I thought he was joking. Was the administration of the library implying that someone who could not get a ‘degree’ (let alone go through the horrific, painstaking experience of getting it attested by the Higher Education Commission) did not deserve or need to read anyway? And even if you were privileged enough to have a degree, you still are an ordinary mortal and thus you dare not escape useless bureaucracy.
This took me back to my time in Vancouver as a student. When I walked into the Vancouver Public Library, all I needed was one piece of identification, even as a foreigner, and I could utilise the library’s resources. I also saw something I will never forget: a bunch of homeless people browsing newspapers and using the computers.
With decreasing attention spans and clickbait journalism, the culture of reading books is dying a painful death worldwide. But what is more unfortunate is that in a country such as Pakistan, where the literacy rate is already staggeringly low, even many of the educated and privileged ones don’t feel the need to read.
This makes the job of a teacher increasingly difficult; almost that of a bibliotherapist. Reading is a pleasure that every literate person must have access to. We can all recall a book that changed our life or our perspective on something very integral.
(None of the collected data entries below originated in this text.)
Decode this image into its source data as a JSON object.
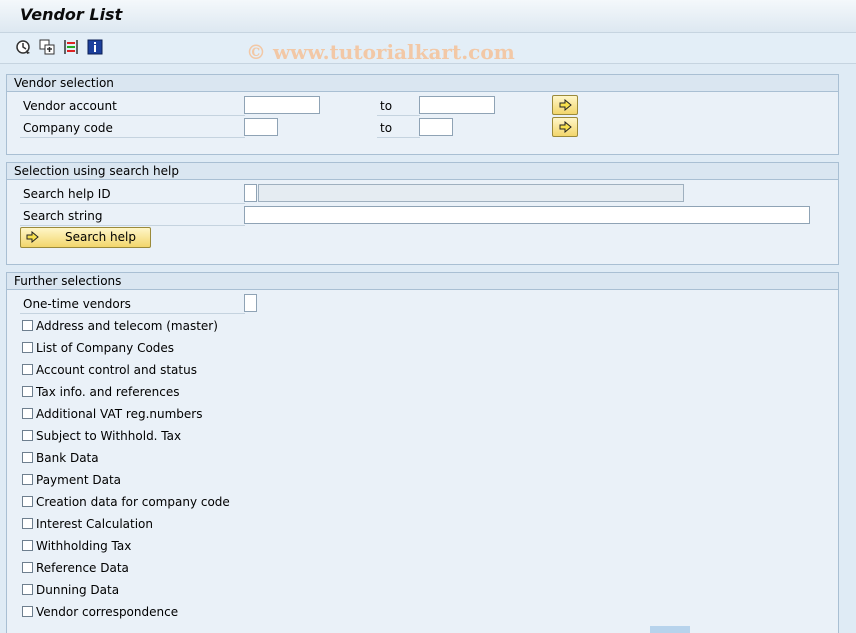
{
  "window": {
    "title": "Vendor List"
  },
  "toolbar": {
    "buttons": [
      {
        "icon": "execute-icon"
      },
      {
        "icon": "save-variant-icon"
      },
      {
        "icon": "selection-options-icon"
      },
      {
        "icon": "info-icon"
      }
    ]
  },
  "watermark": "© www.tutorialkart.com",
  "vendor_selection": {
    "title": "Vendor selection",
    "vendor_account": {
      "label": "Vendor account",
      "from": "",
      "to": ""
    },
    "company_code": {
      "label": "Company code",
      "from": "",
      "to": ""
    },
    "to_label": "to"
  },
  "search_help": {
    "title": "Selection using search help",
    "search_help_id": {
      "label": "Search help ID",
      "value": "",
      "description": ""
    },
    "search_string": {
      "label": "Search string",
      "value": ""
    },
    "button_label": "Search help"
  },
  "further": {
    "title": "Further selections",
    "one_time": {
      "label": "One-time vendors",
      "value": ""
    },
    "checkboxes": [
      "Address and telecom (master)",
      "List of Company Codes",
      "Account control and status",
      "Tax info. and references",
      "Additional VAT reg.numbers",
      "Subject to Withhold. Tax",
      "Bank Data",
      "Payment Data",
      "Creation data for company code",
      "Interest Calculation",
      "Withholding Tax",
      "Reference Data",
      "Dunning Data",
      "Vendor correspondence"
    ]
  },
  "colors": {
    "background": "#dfebf5",
    "group_header": "#dae6f1",
    "button_yellow": "#f2d66c"
  }
}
A book does not even need to be a masterpiece to do that. It can in fact be something very ordinary; something the press does not create a buzz about.
This, in itself, is the beauty of reading a text: it impacts every reader differently. To be devoid of the basic exercise of reading when one is able to read is pitiful to say the least.
Perhaps encouraging reading is now the job of the entire society – of parents, the media and most importantly, educated adults who must emphasise to adolescents that the value of an education, particularly a college education, lies in how it transforms an individual and should not be measured by the kind of job or ‘skill set’ acquired.